Andrew Brown on his farm
Andrew Brown says the rules will stop wealthy people avoiding tax but will harm small farmers. Photograph: Paul Tonge/Guardian Community

For more than 100 years, the family of 56-year-old Andrew Smith has had a cattle farm on Bodmin Moor in Cornwall. Smith, who now runs the farm, sees chancellor Rachel Reeves’s changes to inheritance tax rules as a grave betrayal of British farmers.

Working with his three sons, the farm produces about 2,000 sheep and 30 to 40 cows each year, yet makes “no profit”, he says. “We just pay the bills.”

Last Wednesday, Reeves announced that, from April 2026, farms and other business property, which had been passed on to heirs tax-free, will fall within inheritance tax (IHT). Inheritors will have to pay 20% of their value above £1m, half the headline inheritance tax rate of 40%.

“The boys have been in the business with me since they left school,” Smith says. “They have been bred to look after stock on the moors, which is a very difficult terrain to earn a living on. They were expecting to take it over from me, but this is the final nail in the coffin for family farms.”

“Once my sons are gone, you can’t replace them, nobody else will have the experience on these hills, the food will just not get produced. It’s the end of the line.”

Smith believes that the fact that UK family farming today is by default asset-rich but cash-poor has been entirely ignored by the chancellor’s new rules.

“If my farm is worth £5m, my sons won’t be able to pay £800,000 in inheritance tax, of course, they’ll just have to sell half their land when I die. Then the farm will be unviable. Starmer has 100% broken a promise; they lied.”

Smith is one of scores of farmers who responded to a Guardian callout asking about the planned changes. They raised concerns that Labour’s policy will harm family farms, force them to stop food production, prevent investment in new technologies and break the chain between farming generations.

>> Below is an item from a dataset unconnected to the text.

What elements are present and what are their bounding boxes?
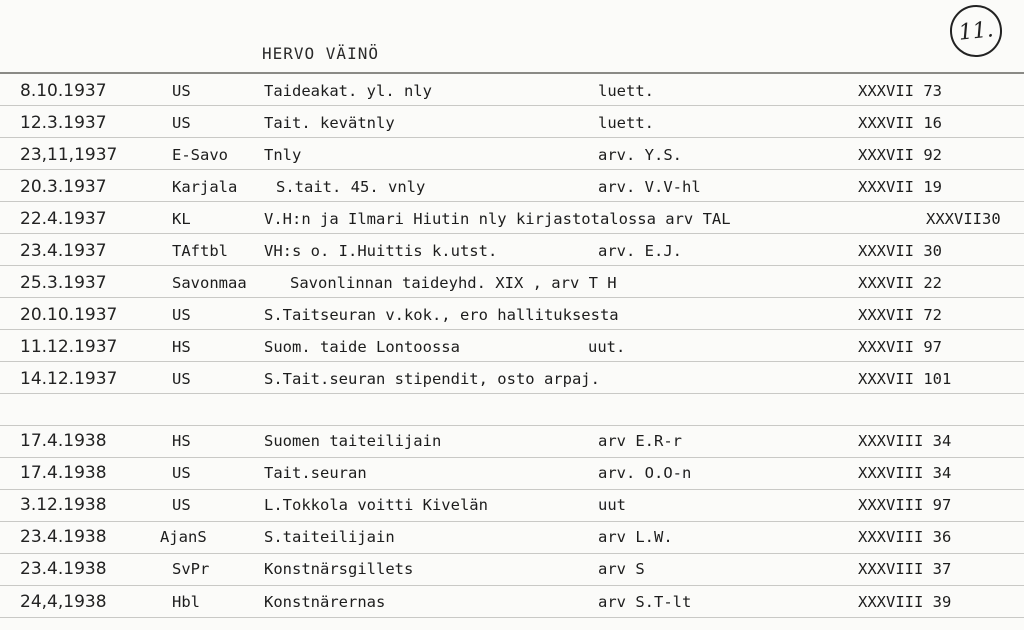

Many said the policy would mean selling off land to larger, corporate agricultural businesses, or investors with limited interest in environmental concerns or communities and who would probably, as one farmer put it, “simply watch balance sheets”.

The National Farmers’ Union has labelled the plans “disastrous” for the industry. The government said the change will only affect about 2,000 estates a year.

‘Why do we bother to produce food?’

Jonathan Bell’s family has been involved with farming going back at least to his great-grandfather. In 2018, he began running the 250-acre Devon farm in partnership with his wife and parents.

“Rachel Reeves has destroyed our farm business and also our cold-pressed rapeseed oil business,” says Bell, 55.

Bell estimates that the family could face a £400,000 inheritance tax bill. “On a business making £30,000 profit, there is no way I could service a debt of that magnitude,” he says. “We would have to sell part of the farm, making us even more uneconomical,” raising the “very sad” possibility of being forced to give up farming entirely.

“We work in one of the most dangerous professions in the country to produce food to feed everyone,” he says.

Bell says the changes hurt because farming is as much a service for the nation as an industry. “We look after the countryside and provide the food to keep people alive,” Bell says. If this is how the government treats farmers, he feels, “Why do we bother to produce food?”

‘Good in principle, but the threshold is too low’

Andrew Brown, from Rutland in the East Midlands, owns about 100 acres of land, but he is mainly a tenant farmer producing wheat.

He feels more ambivalent about Reeves’s new rules. “I think this is ultimately a good idea, because some of the very, very rich landowners aren’t farmers, they’re people who just bought land to take advantage of the IHT rules.

“So, if this stops very wealthy people from buying farmland to avoid taxes, then all the better, as those people could afford to pay the tax anyway,” he says.

Andrew Brown with a tractor
Andrew Brown feels ambivalent about the chancellor’s new IHT rules for farmers. Photograph: Paul Tonge/Guardian Community

“I don’t disagree with the principle, but there were better ways of doing it. The threshold is too low, which will affect a lot of people, and it should be gradual, so 5%, say, for up to [a farm value of] £5m, then 10% until £10m, and so on, to a maximum inheritance tax rate of 50% for farms worth over £50m. That would have been fairer.”

‘If you sell the farm, you lose the home as well’

When Gerallt Lloyd was growing up on his parents’ dairy, sheep and beef farm near Aberystwyth, he remembers pouring out fresh cups of cow’s milk to drink.

Decades later, Lloyd, now 47, still works for his 77-year-old father on the same land in west Wales, and hoped one day to pass it on to his children, aged 17 and 14. He owns 120 acres, but in addition rents 150, which he says “helps to make the farm viable”.

But Lloyd fears the chancellor’s decision to change agricultural property relief will mean his children will be deprived of that opportunity.

“It feels awful,” says Lloyd, who estimates being hit with a tax bill of about £100,000 when he takes over from his father. “This could be the death knell for many family farms.”

Lloyd says it’s “a pity they’ve put this threshold at such a low point. I know £1m sounds like a lot,” but the proposals will mostly hit small farms and should have targeted assets upwards of £3m or £5m, he says.

The prospect for Lloyd, he says, is potentially selling parcels of the land he grew up on to account for the tax bills. “And farming is different to many other businesses, it’s also a home,” says Lloyd, whose wife and parents live on the farm. “They’re not big or expensive houses, but they’re a roof over our heads. If you have to sell the farm, or part of it, you lose the home as well.”